Market conditions across a range of sectors began to gradually improve through the September quarter 2020, whilst the announcement of the COVID-19 vaccine and to some extent the US election in month of November boosted the expectations of a global economic recovery.
Leading into the February 2021 reporting season, the consensus expectations for the market was for a strong earnings and dividend recovery and the market did not disappoint. The charts below illustrate that EPS & DPS ‘upgrades’ beat ‘downgrades’ significantly across both the ASX200 and Small Caps.
Consensus expectations are anticipating a strong rebound in EPS and DPS for calendar year 2021 (off a low base) followed by reverting to more modest growth levels in 2022 and 2023.
In recent months, JANA has also observed a number of investment managers (value style in particular) identifying inflection points in the earnings of cyclical stocks which provides a watchpoint as a potential fundamental tailwind for the market should it lead to upside in EPS relative to 2022 and 2023 market consensus.
Sectors which are driving the DPS recovery include Financials and Materials which in aggregate represent 50% of the market capitalisation of the S&P/ASX 300 index. The chart below illustrates consensus expectations for EPS and DPS on a forward-looking basis from both sectors.

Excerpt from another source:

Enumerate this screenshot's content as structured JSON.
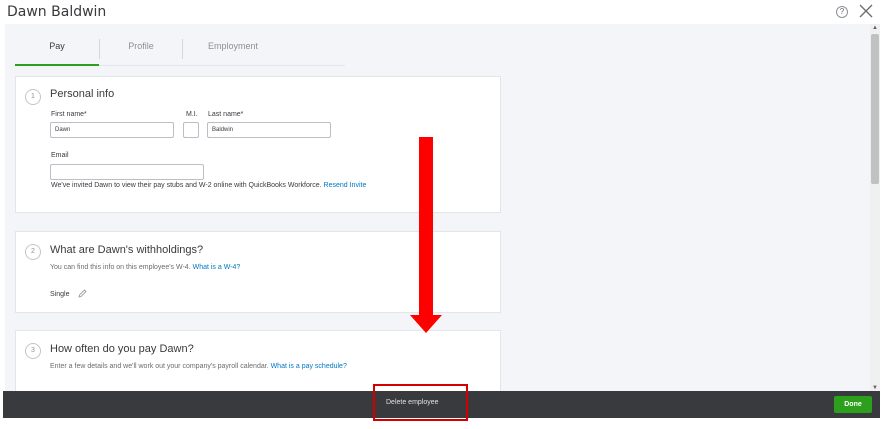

Materials DPS CY21 forward expectations are considerably higher driven primarily by the price of iron ore trading at record levels of US$165tonne. Consensus anticipate the price of iron ore reverting to US$100tonne over the coming years which leads to EPS and subsequently the yield growth rate declining from CY21 elevated levels.
Financials DPS is forecast to surge higher in CY21 off the COVID-impacted CY20 base, driven by the Major Banks for several underlying reasons. Feb-2021 reporting season saw three Majors provide quarterly updates on bad and doubtful debts which are much lower than what they had provisioned for in CY20. The over provisioning will be written back to profits with consensus expectations for a large proportion to be paid back to shareholders via dividends in CY21. Banks are also overcapitalised relative to APRA set capital requirements and as such are expected to return the excess capital through improved DPS or via on-market share buybacks (including franking credits).
The dividend yield of the S&P/ASX 300 is currently 3% and according to consensus estimates is expected to improve to 3.6% in CY21 and gradually improve further in 2022 & 2023. Importantly, the payout ratio of the market in CY21 remains consistent with the long term average of ~70% although is expected to decline in the coming years.